Know Your Balsamic: What It Is And How It’s Made
If you're a fan of authentic Italian food or even just Mediterranean dishes in general, you should know about Lucini.
What Makes a Balsamic?
The general term balsamic or balsamic vinegar is not protected, so any vinegar that uses the process involved in making it can carry the label internationally. To qualify, the base of the vinegar has to be grape must— whole pressed grapes complete with skin, juice, seeds, and stem. While balsam is a thing, the sticky plant resin has no role in the creation of balsamic vinegar. It's just a linguistic similarity. Traditional red wine vinegar varieties use the strained juice, fermented into wine and then from there processed into vinegar.

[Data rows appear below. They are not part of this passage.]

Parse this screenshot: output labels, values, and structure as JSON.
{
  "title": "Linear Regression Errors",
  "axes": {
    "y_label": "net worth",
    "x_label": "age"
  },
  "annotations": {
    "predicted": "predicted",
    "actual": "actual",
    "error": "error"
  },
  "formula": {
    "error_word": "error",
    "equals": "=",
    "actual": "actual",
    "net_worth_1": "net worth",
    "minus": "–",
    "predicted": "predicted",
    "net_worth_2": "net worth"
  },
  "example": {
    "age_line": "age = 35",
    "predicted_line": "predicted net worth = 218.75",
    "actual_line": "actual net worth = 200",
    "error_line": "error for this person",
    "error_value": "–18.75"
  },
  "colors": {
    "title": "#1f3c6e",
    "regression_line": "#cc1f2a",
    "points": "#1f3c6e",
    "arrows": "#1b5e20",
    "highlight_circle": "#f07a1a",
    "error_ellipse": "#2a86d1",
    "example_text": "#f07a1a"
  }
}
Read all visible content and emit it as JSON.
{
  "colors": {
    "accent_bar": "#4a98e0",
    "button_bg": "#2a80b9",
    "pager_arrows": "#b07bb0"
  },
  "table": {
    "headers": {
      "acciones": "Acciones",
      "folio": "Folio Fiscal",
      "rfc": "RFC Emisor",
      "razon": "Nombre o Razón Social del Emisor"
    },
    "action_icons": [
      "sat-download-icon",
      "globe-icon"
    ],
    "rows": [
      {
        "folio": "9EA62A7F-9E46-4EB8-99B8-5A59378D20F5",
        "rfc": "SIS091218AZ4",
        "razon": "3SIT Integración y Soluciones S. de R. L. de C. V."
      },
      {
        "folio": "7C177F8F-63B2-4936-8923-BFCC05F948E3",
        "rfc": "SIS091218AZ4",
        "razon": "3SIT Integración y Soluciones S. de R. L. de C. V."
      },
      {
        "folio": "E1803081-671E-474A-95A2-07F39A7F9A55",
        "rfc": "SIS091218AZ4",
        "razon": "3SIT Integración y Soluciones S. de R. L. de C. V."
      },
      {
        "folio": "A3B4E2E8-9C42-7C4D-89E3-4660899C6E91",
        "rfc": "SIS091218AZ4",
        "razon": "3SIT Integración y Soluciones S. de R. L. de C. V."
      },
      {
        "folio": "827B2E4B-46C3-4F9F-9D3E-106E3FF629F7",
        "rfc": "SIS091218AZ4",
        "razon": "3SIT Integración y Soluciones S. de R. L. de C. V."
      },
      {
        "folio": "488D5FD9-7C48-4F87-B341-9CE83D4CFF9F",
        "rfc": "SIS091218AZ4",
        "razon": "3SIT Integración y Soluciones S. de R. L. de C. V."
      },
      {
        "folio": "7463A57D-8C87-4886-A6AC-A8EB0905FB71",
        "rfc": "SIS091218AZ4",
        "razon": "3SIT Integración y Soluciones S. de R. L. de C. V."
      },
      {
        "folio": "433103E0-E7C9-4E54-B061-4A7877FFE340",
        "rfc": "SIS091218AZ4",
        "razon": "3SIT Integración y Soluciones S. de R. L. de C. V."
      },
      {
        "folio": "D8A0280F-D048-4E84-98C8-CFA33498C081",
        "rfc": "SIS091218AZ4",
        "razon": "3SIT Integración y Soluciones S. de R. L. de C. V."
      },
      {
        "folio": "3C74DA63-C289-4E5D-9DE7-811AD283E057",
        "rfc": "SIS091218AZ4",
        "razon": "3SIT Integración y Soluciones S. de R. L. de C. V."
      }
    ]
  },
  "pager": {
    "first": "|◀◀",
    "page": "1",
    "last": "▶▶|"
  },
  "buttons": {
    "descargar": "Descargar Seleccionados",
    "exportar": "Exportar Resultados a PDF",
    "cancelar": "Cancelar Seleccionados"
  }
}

Balsamic uses the grape must, creating a vinegar that is distinctly sweet, incredibly flavorful, and unique in its characteristics. While balsamic vinegar is not an origin designation with any level of international legal protection, there are three varieties that do carry that distinction. Balsamic Vinegar of Modena, the premium blend that is most accessible globally, is produced exclusively in Modena and Reggio Emilia and carries a protected status. It's made from a mixture of grape must and red wine vinegar, and it's the flavor you are probably most familiar with.
Unique Balsamic Blends and Traditional Varieties
If you're lucky enough to try one of the two traditional premium balsamic vinegar varieties that enjoy protected status as geographic labels, you'll find they are made from pure grape must, making them thinner than the more common premium variety. In addition to those varieties, which are made with grape varietals historic to their regions of origin and in those locations, there is a wide world of fruit-infused balsamic vinegar available at accessible price points for those looking to add a flavorful twist to their Mediterranean dishes.